Ethical Decision-Making in Complex Family Systems
Her work integrates clinical expertise, teaching experience, and real-world application in high-conflict and multi-system cases.

These are Complex Fammily Systems
Clinical Storytelling and Educational Content
Stephanie uses clinical storytelling as a teaching tool to help professionals understand complex family dynamics.
Her content reflects composite patterns observed across many cases and systems. Clinicians learn through case study and by identifying predictable patterns in family systems. Because ethical standards prohibit the use of identifiable client information in marketing or teaching, clinical storytelling using composite examples allows for accurate, responsible education without compromising confidentiality.
Details are intentionally altered to protect privacy and do not represent any specific individual or family.
You’re not broken. It’s the system.
Understanding the system changes everything.

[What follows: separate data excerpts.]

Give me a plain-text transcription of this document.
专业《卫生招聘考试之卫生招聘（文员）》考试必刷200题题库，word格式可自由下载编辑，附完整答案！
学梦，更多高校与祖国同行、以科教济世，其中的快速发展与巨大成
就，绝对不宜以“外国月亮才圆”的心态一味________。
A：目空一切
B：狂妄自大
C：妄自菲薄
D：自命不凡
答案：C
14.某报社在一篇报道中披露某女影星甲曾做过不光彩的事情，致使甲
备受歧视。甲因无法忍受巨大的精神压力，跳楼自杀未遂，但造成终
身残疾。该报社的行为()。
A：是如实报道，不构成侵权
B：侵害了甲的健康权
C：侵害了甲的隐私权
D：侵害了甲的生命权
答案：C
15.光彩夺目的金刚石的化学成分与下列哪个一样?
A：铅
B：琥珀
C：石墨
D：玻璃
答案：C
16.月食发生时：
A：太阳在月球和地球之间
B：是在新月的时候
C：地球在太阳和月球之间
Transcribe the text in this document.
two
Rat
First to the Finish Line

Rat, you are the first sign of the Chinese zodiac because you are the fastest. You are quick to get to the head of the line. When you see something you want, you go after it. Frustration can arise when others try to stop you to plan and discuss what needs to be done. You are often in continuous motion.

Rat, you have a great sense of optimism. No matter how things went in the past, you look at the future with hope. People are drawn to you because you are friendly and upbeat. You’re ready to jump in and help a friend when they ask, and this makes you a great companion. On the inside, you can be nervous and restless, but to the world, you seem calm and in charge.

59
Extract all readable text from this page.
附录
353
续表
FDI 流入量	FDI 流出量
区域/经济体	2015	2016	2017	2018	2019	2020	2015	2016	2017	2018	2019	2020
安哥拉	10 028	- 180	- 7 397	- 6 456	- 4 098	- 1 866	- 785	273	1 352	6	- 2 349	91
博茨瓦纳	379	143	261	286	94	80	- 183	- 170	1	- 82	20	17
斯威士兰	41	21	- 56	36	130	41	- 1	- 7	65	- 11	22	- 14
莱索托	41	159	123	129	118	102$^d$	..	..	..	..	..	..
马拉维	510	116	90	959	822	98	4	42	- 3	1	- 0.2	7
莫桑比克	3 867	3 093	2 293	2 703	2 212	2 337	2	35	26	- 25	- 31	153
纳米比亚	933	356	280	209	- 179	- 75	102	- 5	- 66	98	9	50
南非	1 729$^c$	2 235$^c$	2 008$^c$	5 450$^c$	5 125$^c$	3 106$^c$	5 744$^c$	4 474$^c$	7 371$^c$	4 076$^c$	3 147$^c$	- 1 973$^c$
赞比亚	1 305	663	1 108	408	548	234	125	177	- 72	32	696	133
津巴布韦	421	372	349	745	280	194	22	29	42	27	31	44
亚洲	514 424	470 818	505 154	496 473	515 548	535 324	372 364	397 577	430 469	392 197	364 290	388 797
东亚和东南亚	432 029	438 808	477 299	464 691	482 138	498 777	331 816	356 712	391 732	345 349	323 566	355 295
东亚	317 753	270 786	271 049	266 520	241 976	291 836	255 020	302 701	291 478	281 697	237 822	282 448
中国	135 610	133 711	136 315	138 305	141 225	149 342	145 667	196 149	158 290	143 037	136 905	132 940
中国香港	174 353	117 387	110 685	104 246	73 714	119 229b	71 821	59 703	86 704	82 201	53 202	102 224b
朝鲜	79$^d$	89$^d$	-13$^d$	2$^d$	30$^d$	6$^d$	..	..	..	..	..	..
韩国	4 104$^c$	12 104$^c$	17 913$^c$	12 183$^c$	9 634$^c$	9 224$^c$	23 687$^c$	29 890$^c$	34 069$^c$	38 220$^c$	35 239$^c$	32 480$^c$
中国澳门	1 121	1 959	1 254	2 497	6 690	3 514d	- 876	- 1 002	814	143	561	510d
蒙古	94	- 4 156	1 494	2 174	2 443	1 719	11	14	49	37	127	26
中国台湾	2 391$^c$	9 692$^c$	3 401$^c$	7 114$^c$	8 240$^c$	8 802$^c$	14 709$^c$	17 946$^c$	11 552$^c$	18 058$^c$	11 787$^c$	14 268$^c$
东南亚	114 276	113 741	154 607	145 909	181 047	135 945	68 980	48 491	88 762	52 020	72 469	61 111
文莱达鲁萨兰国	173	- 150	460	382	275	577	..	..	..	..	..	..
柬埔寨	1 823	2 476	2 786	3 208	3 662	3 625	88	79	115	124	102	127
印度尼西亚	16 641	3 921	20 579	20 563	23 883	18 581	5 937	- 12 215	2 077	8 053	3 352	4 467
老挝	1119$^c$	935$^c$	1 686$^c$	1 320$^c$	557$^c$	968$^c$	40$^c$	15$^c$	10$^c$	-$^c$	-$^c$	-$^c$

41 years of lived and professional experience.
Personal Perspective
Stephanie’s professional work is informed not only by clinical practice and research, but also by lived experience within complex family systems.
This perspective strengthens her ability to recognize patterns, understand system pressure, and guide professionals in navigating real-world dynamics that extend beyond textbook models.

Mission
To improve outcomes for children and families living across two homes by equipping professionals with the knowledge, structure, and ethical clarity needed to work effectively within these systems.